第二百五十一話【だから、インチキ過ぎるんだって】
建物の壁を探し続けていると、人がちょうどひとり通れそうなダクトを発見した……なんて都合の良い話も無くて。
こっそり侵入出来そうな場所なんて、それこそ窓くらいしか無さそうだった。
「——触れられざる雷雲——っ! うん……よし、行くわよ」
窓から飛び込めば、つまり廊下を堂々と歩いて行く他に無いわけで。だから、もうすっかりお馴染みの結界魔術で建物の構造と人の様子を確認して飛び込むことにした。
便利。便利過ぎて怖い、何その結界。
結界ってやつだけ、マジで全然自然の再現とか関係無い。インチキ過ぎるんだけど、どれもこれも。

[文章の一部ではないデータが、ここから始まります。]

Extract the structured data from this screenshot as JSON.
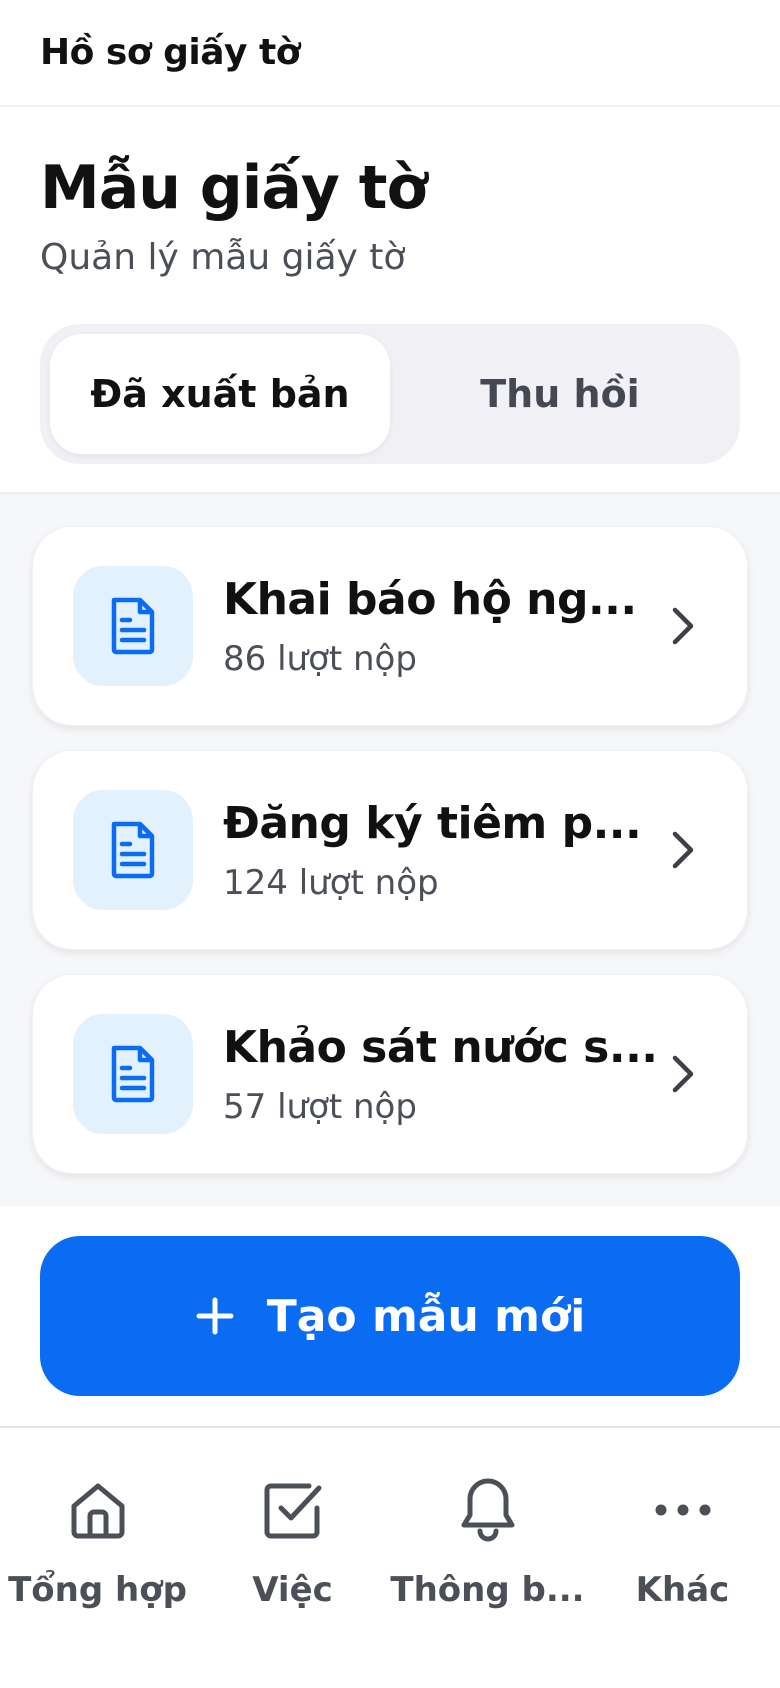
{
  "topbar": {
    "title": "Hồ sơ giấy tờ"
  },
  "header": {
    "title": "Mẫu giấy tờ",
    "subtitle": "Quản lý mẫu giấy tờ",
    "tabs": [
      {
        "label": "Đã xuất bản",
        "active": true
      },
      {
        "label": "Thu hồi",
        "active": false
      }
    ]
  },
  "templates": [
    {
      "title": "Khai báo hộ ng...",
      "submissions": "86 lượt nộp",
      "icon": "document-icon"
    },
    {
      "title": "Đăng ký tiêm p...",
      "submissions": "124 lượt nộp",
      "icon": "document-icon"
    },
    {
      "title": "Khảo sát nước s...",
      "submissions": "57 lượt nộp",
      "icon": "document-icon"
    }
  ],
  "cta": {
    "label": "Tạo mẫu mới",
    "icon": "plus-icon"
  },
  "bottom_nav": [
    {
      "label": "Tổng hợp",
      "icon": "home-icon"
    },
    {
      "label": "Việc",
      "icon": "checkbox-icon"
    },
    {
      "label": "Thông b...",
      "icon": "bell-icon"
    },
    {
      "label": "Khác",
      "icon": "more-icon"
    }
  ],
  "colors": {
    "primary": "#0a6cf2",
    "icon_bg": "#e3f1fd",
    "list_bg": "#f6f7f9"
  }
}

「しかし不用心……と思ったけど、窓に鍵なんてあるわけないか。ここは塀で囲われてるんだし、そもそも街の住民全員が識別番号で管理されてるんだし」
「そうね。窓から侵入される心配をするくらいなら、火事が起きた時に煙が逃げてくれない心配をするべきでしょう。そういう街よ、ここは」
もっとも、アーヴィンの建物の窓にも鍵は無いんだけどね。
あそこはそもそもとして、街の人全員が知り合いってレベルの規模でしかない。
まあまあそこそこ大きな街だけど、人の数はたかが知れている……って、こんなこと言うと流石に噛まれそうだな。

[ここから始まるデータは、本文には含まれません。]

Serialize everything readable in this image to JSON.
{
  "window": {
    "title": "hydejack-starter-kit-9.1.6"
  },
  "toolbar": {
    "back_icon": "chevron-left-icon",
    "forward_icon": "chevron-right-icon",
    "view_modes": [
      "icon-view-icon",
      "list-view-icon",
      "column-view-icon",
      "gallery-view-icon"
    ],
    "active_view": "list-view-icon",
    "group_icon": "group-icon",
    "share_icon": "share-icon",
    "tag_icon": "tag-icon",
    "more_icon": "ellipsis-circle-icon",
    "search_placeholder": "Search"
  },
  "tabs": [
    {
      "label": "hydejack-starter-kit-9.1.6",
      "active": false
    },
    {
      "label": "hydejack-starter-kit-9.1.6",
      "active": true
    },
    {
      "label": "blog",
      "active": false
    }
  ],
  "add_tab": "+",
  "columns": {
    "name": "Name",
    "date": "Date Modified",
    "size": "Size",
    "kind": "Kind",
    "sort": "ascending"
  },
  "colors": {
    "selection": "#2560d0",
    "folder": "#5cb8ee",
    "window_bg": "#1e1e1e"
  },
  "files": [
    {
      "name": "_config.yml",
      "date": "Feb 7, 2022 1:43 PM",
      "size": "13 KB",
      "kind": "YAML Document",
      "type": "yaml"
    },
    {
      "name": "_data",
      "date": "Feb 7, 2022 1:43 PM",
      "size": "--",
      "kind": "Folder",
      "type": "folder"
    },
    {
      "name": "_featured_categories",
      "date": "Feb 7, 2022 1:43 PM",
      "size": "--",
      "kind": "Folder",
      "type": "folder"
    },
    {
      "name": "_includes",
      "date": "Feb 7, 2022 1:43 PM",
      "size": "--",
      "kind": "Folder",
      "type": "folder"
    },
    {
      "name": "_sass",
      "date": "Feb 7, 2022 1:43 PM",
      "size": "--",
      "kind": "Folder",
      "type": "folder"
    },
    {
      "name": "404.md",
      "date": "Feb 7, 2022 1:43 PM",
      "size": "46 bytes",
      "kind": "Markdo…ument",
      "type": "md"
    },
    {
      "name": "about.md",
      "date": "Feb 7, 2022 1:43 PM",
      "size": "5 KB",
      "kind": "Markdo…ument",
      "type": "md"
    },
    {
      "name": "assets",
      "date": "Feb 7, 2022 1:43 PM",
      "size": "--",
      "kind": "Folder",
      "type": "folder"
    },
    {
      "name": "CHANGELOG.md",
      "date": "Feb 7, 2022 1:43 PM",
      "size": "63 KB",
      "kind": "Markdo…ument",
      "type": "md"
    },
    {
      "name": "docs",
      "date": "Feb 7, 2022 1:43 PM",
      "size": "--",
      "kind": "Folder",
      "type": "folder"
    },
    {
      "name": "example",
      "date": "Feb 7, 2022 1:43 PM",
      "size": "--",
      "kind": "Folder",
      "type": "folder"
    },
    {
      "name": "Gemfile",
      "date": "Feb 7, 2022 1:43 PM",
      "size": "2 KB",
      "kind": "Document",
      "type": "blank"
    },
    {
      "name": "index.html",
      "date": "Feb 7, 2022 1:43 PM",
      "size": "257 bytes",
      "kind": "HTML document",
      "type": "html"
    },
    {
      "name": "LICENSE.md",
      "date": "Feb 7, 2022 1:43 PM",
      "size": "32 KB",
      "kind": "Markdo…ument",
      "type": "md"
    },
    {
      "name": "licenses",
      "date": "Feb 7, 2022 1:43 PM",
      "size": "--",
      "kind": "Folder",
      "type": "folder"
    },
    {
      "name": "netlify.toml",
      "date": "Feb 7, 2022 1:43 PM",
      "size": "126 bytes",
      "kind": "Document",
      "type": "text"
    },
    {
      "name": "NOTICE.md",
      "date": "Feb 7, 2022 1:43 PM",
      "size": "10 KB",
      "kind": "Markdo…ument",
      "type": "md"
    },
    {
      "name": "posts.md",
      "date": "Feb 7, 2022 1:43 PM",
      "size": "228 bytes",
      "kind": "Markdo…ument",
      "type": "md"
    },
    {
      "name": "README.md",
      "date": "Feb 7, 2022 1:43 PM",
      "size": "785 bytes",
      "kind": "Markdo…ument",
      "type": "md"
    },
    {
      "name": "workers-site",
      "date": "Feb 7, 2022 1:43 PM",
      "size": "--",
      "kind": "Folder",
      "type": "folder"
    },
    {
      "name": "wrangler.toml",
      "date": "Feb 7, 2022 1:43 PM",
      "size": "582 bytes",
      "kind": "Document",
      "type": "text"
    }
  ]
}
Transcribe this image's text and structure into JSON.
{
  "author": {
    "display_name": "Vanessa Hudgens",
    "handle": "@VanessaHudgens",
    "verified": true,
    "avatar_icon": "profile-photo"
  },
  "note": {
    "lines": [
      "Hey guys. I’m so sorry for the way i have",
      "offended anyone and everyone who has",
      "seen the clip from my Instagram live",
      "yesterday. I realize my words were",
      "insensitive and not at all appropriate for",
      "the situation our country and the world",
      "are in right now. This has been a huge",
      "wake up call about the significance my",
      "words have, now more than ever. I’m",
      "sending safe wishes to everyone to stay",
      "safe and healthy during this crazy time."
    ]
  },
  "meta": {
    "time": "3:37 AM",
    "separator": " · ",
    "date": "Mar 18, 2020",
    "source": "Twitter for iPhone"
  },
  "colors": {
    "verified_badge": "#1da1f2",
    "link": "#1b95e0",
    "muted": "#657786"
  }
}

「人がいるのはふたつ上の階ね。大きな物音を立てなければまずバレないでしょう。それにしても、相変わらずフリード様の匂いが無い。本当にいるのか心配になってきたわ」
「匂いが無い……か。ミラ、あの排ガスにやられて鼻がおかしくなった、利きが悪くなったってことは無いのか? ご飯の匂いとか、いつも通り感じられてるか?」
そこは問題無い筈なんだけど。と、ミラはちょっとだけ自信無さげにそう答えた。
自信も無くなるよな、そりゃ。今までどんな探し物も見つけて来た自慢の嗅覚が、ここへ来てなんだかよく分からない直感に遅れを取ってるのだから。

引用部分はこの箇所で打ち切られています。